Radio Białystok | Wiadomości | Grupa Granica: strefa buforowa zamknięta dla organizacji pomocowych
Wbrew deklaracjom rządu - wprowadzona przy polsko-białoruskiej granicy strefa z zakazem przebywania pozostaje zamknięta dla organizacji pomocowych. Informują o tym aktywiści z Grupy Granica, którzy w Białowieży zorganizowali spotkanie z dziennikarzami.
Pierwotnie miało się ono odbyć w obrębie strefy buforowej niedaleko zapory, ale tak organizatorzy jak i dziennikarze nie otrzymali na to zgody od Straży Granicznej.
Tak jest za każdym razem, kiedy próbujemy dotrzeć do migrantów wzywających pomocy i jeszcze nigdy żadna z naszych organizacji nie uzyskała odpowiedniej zgody SG - mówi Aleksandra Chrzanowska ze Stowarzyszenia Interwencji Prawnej.
Dodaje, że wolontariusze wyzwani są do migrantów, którym udało się nielegalnie przekroczyć granicę, którzy potrzebują pomocy medycznej i w ubieganiu się o ochronę międzynarodową. Z danych wolontariuszy wynika, że tylko w lipcu i sierpniu otrzymali ponad 400 podobnych wezwań.
Ja wynika z informacji Grupy Granica, jedynie organizacja Lekarze Bez Granic otrzymała kilka zgód na udzielenie pomocy migrantom bezpośrednio przy polsko-białoruskiej granicy.

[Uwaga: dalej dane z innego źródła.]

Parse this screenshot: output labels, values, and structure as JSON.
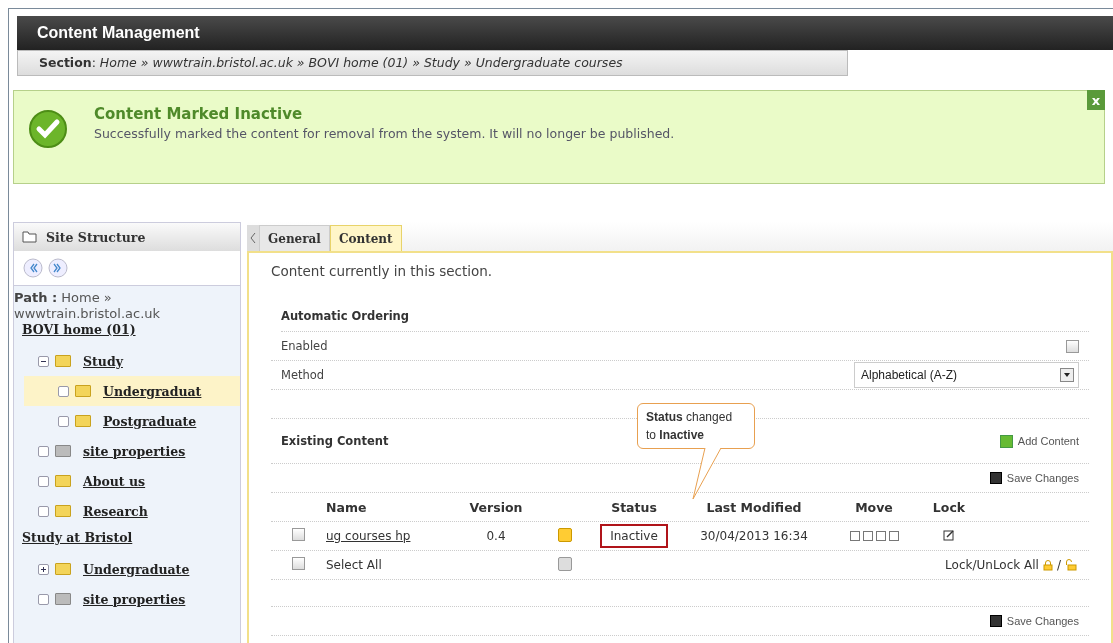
{
  "header": {
    "title": "Content Management",
    "breadcrumb": "**Section**: *Home » wwwtrain.bristol.ac.uk » BOVI home (01) » Study » Undergraduate courses*"
  },
  "message": {
    "title": "Content Marked Inactive",
    "text": "Successfully marked the content for removal from the system. It will no longer be published.",
    "close": "x"
  },
  "sidebar": {
    "title": "Site Structure",
    "path_label": "Path :",
    "path": "Home » wwwtrain.bristol.ac.uk",
    "roots": [
      {
        "label": "BOVI home (01)",
        "children": [
          {
            "label": "Study",
            "kind": "folder",
            "expanded": true,
            "selected": false,
            "children": [
              {
                "label": "Undergraduat",
                "kind": "folder",
                "selected": true
              },
              {
                "label": "Postgraduate",
                "kind": "folder",
                "selected": false
              }
            ]
          },
          {
            "label": "site properties",
            "kind": "properties",
            "selected": false
          },
          {
            "label": "About us",
            "kind": "folder",
            "selected": false
          },
          {
            "label": "Research",
            "kind": "folder",
            "selected": false
          }
        ]
      },
      {
        "label": "Study at Bristol",
        "children": [
          {
            "label": "Undergraduate",
            "kind": "folder",
            "expanded": false,
            "selected": false
          },
          {
            "label": "site properties",
            "kind": "properties",
            "selected": false
          }
        ]
      }
    ]
  },
  "tabs": [
    {
      "label": "General",
      "selected": false
    },
    {
      "label": "Content",
      "selected": true
    }
  ],
  "intro": "Content currently in this section.",
  "ordering": {
    "title": "Automatic Ordering",
    "enabled_label": "Enabled",
    "enabled": false,
    "method_label": "Method",
    "method": "Alphabetical (A-Z)"
  },
  "existing": {
    "title": "Existing Content",
    "add": "Add Content",
    "save": "Save Changes",
    "columns": [
      "Name",
      "Version",
      "Status",
      "Last Modified",
      "Move",
      "Lock"
    ],
    "rows": [
      {
        "checked": false,
        "name": "ug courses hp",
        "version": "0.4",
        "status": "Inactive",
        "highlighted": true,
        "modified": "30/04/2013 16:34"
      }
    ],
    "select_all": "Select All",
    "select_all_checked": false,
    "lock_all": "Lock/UnLock All",
    "slash": "/",
    "save_bottom": "Save Changes"
  },
  "callout": "**Status** changed to **Inactive**"
}
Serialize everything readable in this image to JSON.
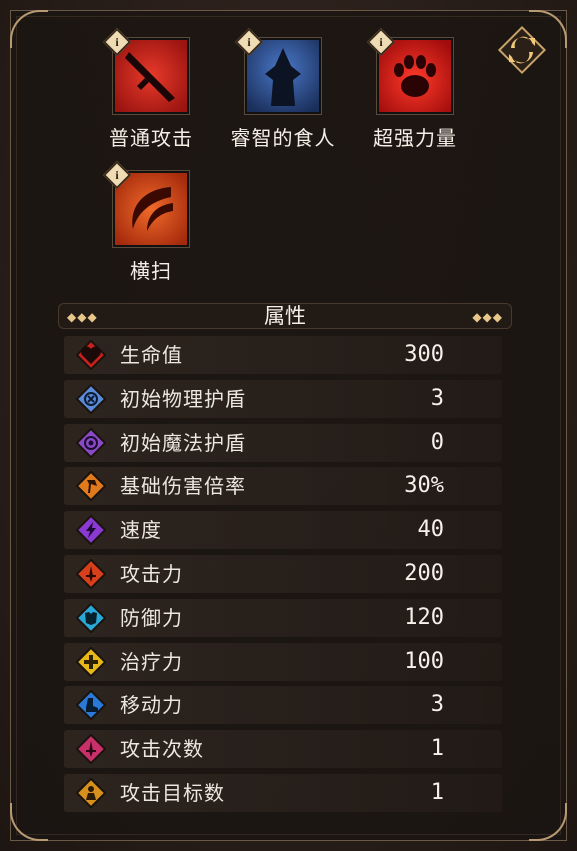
{
  "skills": [
    {
      "label": "普通攻击",
      "icon": "sword-strike-icon",
      "color": "#c8221c",
      "info": "i"
    },
    {
      "label": "睿智的食人",
      "icon": "hooded-figure-icon",
      "color": "#2a4a8a",
      "info": "i"
    },
    {
      "label": "超强力量",
      "icon": "paw-print-icon",
      "color": "#b81414",
      "info": "i"
    },
    {
      "label": "横扫",
      "icon": "sweep-slash-icon",
      "color": "#d24a18",
      "info": "i"
    }
  ],
  "attributes": {
    "title": "属性",
    "rows": [
      {
        "name": "生命值",
        "value": "300",
        "icon": "heart-icon",
        "color": "#c8201c"
      },
      {
        "name": "初始物理护盾",
        "value": "3",
        "icon": "physical-shield-icon",
        "color": "#5a8ad8"
      },
      {
        "name": "初始魔法护盾",
        "value": "0",
        "icon": "magic-shield-icon",
        "color": "#8a4ac8"
      },
      {
        "name": "基础伤害倍率",
        "value": "30%",
        "icon": "axe-icon",
        "color": "#e07a1c"
      },
      {
        "name": "速度",
        "value": "40",
        "icon": "lightning-icon",
        "color": "#8a3ad0"
      },
      {
        "name": "攻击力",
        "value": "200",
        "icon": "sword-icon",
        "color": "#d8401c"
      },
      {
        "name": "防御力",
        "value": "120",
        "icon": "armor-icon",
        "color": "#2aa8d8"
      },
      {
        "name": "治疗力",
        "value": "100",
        "icon": "cross-icon",
        "color": "#e8b818"
      },
      {
        "name": "移动力",
        "value": "3",
        "icon": "boot-icon",
        "color": "#2a78d8"
      },
      {
        "name": "攻击次数",
        "value": "1",
        "icon": "sword-count-icon",
        "color": "#c8306a"
      },
      {
        "name": "攻击目标数",
        "value": "1",
        "icon": "target-person-icon",
        "color": "#d8901c"
      }
    ]
  }
}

Zdaniem aktywistów humanitarnych, wprowadzona strefa buforowa w praktyce ma ułatwić służbom stosowanie push-backów oraz uniemożliwienie kontroli nad działaniami służb: policji, wojska i straży granicznej.
Tymczasem Straż Graniczna odpowiada, że w trakcie ostatnich trzech miesięcy komendanci poszczególnych placówek udzielali zgód na wejście do strefy.
97 zgód otrzymali dziennikarze, 23 organizacje pomocowe oraz pracownicy, którzy musieli pojawiać się na obszarze z zakazem przebywania - mówi rzeczniczka Podlaskiego oddziału Straży Granicznej major Katarzyna Zdanowicz.
Nie precyzuje jednak, jakie organizacje pozarządowe otrzymywały zgody na wejście do strefy.
Strefa buforowa
Strefa buforowa przy polsko-białoruskiej granicy to szeroki na 200 metrów i długi na około 60 kilometrów przygraniczny pas, na którym nie można przebywać bez odpowiedniego zezwolenia. Jak uzasadniało decyzje Ministerstwo Spraw Wewnętrznych i Administracji - chodziło o ułatwienie pracy służbom ochraniających granicę. Ministerstwo podaje też dane, że od chwili wprowadzenia strefy buforowej znacznie zmalała liczba prób nielegalnego przekroczenia wschodniej granicy. Zgodnie z decyzją resortu zamknięta strefa obowiązywać będzie przez kolejne 90 dni.